Welcome to the latest edition of Investigative Roundup, highlighting some of the best investigative reporting on healthcare each week.
COVID-19 vaccination variations among top federal officials
Key federal government officials differ regarding what population should be targeted for the first shipment of COVID-19 vaccines, STAT reports, with the current coronavirus task force favoring older people and a key advisory committee favoring healthcare workers. Other factions also disagree on when the vaccines will be ready to ship.
The CDC’s Advisory Committee on Immunization Practices (ACIP) voted Tuesday to recommend that healthcare personnel and long-term care facility residents to be first in line for vaccination. Leaders of Operation Warp Speed had lobbied for the emergency meeting to help prepare states, which ultimately choose how to distribute the vaccines, and to whom. States have until Friday to develop their plans.
Deborah Birx, MD, White House coronavirus task force coordinator, and Health and Human Services Secretary Alex Azar support sending the first batch of vaccines to older people; long-term care residents have comprised 39% of U.S. COVID-19 deaths.
CDC director Robert Redfield, MD, has suggested vaccinations could begin by the end of next week, if the FDA acts immediately following its own advisory committee meeting on the Pfizer/BioNTech vaccine scheduled for Dec. 10.
But last week, the head of the FDA division in charge of authorizing vaccines said it may take several days or even weeks after the meeting before the vaccine may be authorized.
Moderna’s vaccine is expected to be examined about a week after the Pfizer/BioNTech product. Officials have said they believe 20 million people can receive vaccinations in December and 25 million in January.
Cyberattack derails hospital’s operations
A cyberattack shut down the University of Vermont Medical Center’s electronic medical record system for most of November, forcing healthcare workers to rely on paper notes, faxes, and their memories to treat patients, the New York Times reports. Some patients in the hospital’s cancer clinic have had to postpone treatment and are awaiting key information as a result.
It was just one of a spate of cyberattacks on U.S. hospitals beginning in late October. Security experts blame Russian operatives seeking to disrupt services just before November’s election. The recent surge may also have been retribution for an American operation a few weeks earlier that took down 94% of one Russian hacker network’s servers.
The motive for the Vermont attack remains unclear, with the FBI currently investigating.
Healthcare workers there had to turn away three out of every four chemotherapy patients seeking treatment while their servers were shut down. Other patients are awaiting responses related to earlier treatment, such as one man who has been waiting a few weeks for confirmation on possible bone cancer.

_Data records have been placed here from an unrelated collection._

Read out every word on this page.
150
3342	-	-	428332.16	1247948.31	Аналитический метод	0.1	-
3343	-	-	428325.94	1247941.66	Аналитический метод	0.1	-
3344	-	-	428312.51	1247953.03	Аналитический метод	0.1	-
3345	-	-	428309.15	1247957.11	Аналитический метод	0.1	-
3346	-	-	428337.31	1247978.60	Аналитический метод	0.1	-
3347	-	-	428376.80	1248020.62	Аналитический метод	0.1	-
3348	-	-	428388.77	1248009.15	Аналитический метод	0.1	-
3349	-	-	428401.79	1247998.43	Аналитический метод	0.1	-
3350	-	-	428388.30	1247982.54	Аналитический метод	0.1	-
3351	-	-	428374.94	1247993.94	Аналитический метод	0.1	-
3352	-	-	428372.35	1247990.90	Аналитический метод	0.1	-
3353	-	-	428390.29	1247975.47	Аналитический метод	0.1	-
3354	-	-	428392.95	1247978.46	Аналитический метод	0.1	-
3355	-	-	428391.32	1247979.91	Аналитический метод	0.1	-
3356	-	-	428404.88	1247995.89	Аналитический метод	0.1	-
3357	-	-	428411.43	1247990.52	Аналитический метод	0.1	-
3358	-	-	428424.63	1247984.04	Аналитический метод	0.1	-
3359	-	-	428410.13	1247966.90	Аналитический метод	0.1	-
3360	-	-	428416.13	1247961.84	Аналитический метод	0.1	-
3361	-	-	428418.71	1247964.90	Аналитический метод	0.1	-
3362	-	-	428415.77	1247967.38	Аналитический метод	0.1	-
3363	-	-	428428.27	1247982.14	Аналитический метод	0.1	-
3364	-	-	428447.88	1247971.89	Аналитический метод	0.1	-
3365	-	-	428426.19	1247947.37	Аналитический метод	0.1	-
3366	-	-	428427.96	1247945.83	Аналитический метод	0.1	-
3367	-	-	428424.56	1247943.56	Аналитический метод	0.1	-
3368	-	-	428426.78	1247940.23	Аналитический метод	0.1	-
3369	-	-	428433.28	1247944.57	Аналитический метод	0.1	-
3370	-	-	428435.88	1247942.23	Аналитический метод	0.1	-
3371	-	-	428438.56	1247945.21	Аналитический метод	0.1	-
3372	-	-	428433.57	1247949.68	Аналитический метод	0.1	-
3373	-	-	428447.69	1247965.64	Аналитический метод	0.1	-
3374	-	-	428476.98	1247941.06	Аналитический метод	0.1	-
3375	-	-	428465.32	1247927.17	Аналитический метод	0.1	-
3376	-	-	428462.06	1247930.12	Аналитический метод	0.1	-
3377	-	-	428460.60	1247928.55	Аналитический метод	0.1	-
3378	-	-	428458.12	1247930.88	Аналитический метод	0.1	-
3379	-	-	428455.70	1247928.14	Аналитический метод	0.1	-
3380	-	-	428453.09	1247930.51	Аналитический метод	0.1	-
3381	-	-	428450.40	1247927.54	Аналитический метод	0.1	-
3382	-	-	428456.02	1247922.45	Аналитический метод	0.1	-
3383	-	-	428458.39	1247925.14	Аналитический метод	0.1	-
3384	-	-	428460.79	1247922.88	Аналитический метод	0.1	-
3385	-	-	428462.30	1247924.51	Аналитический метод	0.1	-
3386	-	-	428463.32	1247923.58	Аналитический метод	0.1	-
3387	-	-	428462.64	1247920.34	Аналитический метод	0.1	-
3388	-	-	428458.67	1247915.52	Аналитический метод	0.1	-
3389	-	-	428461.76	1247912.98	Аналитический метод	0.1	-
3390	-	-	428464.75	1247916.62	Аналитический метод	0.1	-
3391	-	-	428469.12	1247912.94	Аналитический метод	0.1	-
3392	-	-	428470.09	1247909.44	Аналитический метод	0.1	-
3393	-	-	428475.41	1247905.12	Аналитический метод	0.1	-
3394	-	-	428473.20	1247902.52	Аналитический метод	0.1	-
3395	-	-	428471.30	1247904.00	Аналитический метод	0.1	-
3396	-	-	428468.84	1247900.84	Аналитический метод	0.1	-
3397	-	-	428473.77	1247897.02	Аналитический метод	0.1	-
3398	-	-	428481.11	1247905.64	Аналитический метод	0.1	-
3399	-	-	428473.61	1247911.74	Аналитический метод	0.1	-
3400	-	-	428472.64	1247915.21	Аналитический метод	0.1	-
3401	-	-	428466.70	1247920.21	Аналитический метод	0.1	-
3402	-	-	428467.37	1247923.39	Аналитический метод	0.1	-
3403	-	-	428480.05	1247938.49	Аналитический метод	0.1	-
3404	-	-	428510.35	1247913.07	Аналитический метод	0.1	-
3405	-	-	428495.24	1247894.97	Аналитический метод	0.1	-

The center’s system was finally restored Nov. 22, nearly a month after the attack.
Some of the hospitals (but not Vermont’s) were clearly victims of so-called ransomware attacks. One security firm executive said many had paid up.
Handling the surge in attacks has been hamstrung by President Trump’s firing of Christopher Krebs, director of the Department of Homeland Security’s cybersecurity division, after Krebs said there was no voter fraud in the Nov. 3 election.
Documents show China’s early bungling on COVID
Leaked documents from China reveal some of that nation’s early struggles with COVID-19 before it became a pandemic. The documents, obtained by CNN, show that it took 23 days for symptomatic patients to be diagnosed and diagnostic tests initially were nearly useless. In addition, a previously unreported large influenza outbreak likely complicated the regional response in Hubei province, where COVID-19 was first detected.
The documents present new clues to public health officials investigating the disease’s origin and early spread, leading some experts to question why the Chinese government kept them under wraps. “They were still hoping it was like 2003, and like severe acute respiratory syndrome (SARS) would be eventually contained, and everything can go back to normal,” Dali Yang, PhD, a political science professor at the University of Chicago, said of the national government’s initial response, which was very cognizant of international perceptions.
The documents “do reveal numerous inconsistencies in what authorities believed to be happening and what was revealed to the public,” according to CNN.
China reported 2,478 new COVID-19 cases nationally on Feb. 10, for example, when the documents show Hubei reporting 5,918 cases. The cumulative death toll in Hubei was publicly stated as 2,986 on March 7, when Hubei internally had reported 3,456 deaths.
Influenza hit the Hubei province, home to mega-city Wuhan, as case levels surged to 20 times greater than the year before by early December; the “epidemic” (as labeled in the documents) was still present when the first COVID-19 cases were detected. Dealing with the influenza outbreak sapped resources needed to handle COVID-19 and hindered communication with the national government.
Even after the national government recognized COVID-19’s presence, contact tracing and testing was stalled by bureaucracy, poor information sharing, ignorance of the new disease, and a public health system sapped by chronic underfunding.
Further complicating control efforts was a lack of accurate diagnostic tests. In early January, only 30%-50% of people with clinically confirmed COVID were testing positive with the available assays, the documents indicated.